Thursday, March 20, 2014

Hi.

I'm gaining weight. Right now i "restrict" (meaning 1200-1500 kcal nowadays..) on the weekdays and binge all weekends. I'm hungry and tired all day. Thought reading this old blog would help me get motivated again. I can't remember how i used to eat or work out.

I can barely run these days. I got shin splints forcing me to limit my runs to 3 times a week. I can't run two days in a row without wanting to cry because it hurts so bad. I blame my Nike free's. I don't think they work very well with the way i run (I run superheavy).

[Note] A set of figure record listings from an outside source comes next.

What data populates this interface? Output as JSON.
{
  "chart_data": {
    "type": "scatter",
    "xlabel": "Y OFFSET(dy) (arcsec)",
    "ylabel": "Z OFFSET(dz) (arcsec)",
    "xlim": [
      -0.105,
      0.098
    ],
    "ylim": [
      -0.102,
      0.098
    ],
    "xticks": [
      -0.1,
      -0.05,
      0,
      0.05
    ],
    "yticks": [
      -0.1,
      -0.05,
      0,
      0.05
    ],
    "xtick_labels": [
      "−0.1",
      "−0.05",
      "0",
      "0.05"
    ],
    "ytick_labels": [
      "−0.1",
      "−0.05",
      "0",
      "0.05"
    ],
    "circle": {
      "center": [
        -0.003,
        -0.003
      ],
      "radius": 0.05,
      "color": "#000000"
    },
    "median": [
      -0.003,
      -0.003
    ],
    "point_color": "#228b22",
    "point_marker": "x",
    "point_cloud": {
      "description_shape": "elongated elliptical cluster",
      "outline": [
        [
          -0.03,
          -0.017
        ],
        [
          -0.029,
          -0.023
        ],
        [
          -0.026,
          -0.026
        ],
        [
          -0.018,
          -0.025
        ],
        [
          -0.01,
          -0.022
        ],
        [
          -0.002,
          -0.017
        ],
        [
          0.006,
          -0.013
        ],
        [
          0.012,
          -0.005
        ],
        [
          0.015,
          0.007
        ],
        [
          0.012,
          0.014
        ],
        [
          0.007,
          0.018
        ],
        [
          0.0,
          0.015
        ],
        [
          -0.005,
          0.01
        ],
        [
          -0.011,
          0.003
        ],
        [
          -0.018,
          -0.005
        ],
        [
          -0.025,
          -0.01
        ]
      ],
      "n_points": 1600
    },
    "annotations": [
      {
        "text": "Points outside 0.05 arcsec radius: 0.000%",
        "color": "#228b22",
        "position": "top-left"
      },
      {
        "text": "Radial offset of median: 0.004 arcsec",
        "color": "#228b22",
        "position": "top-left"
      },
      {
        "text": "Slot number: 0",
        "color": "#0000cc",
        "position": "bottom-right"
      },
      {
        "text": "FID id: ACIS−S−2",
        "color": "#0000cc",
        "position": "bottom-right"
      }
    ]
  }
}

And something happened with me. I can't locate the exact time, but I'm sort of developing some social-issues. I'm so socially awkward and I never was before. I've been working at the same place since june, and it was this week I started to talk to anyone for more than 5 minutes. She said "you're actually really funny. I didn't think you would be like this" and I don't blame her. I rarely say anything and i don't recognize myself. I don't even speak to any of my friends anymore. I talk to my parents and P and I have to be social to the costumers at work, and that's no problem because I get into my professional mindset.

Today is "vegan-thursday". It's my second week. Thought that would be a good way to get my mind set on what I want to for the longterm. Just because I'm hungry, having a craving or bored I don't have to stuff my mouth with food. Food is fuel, and I just want fuel enough to function.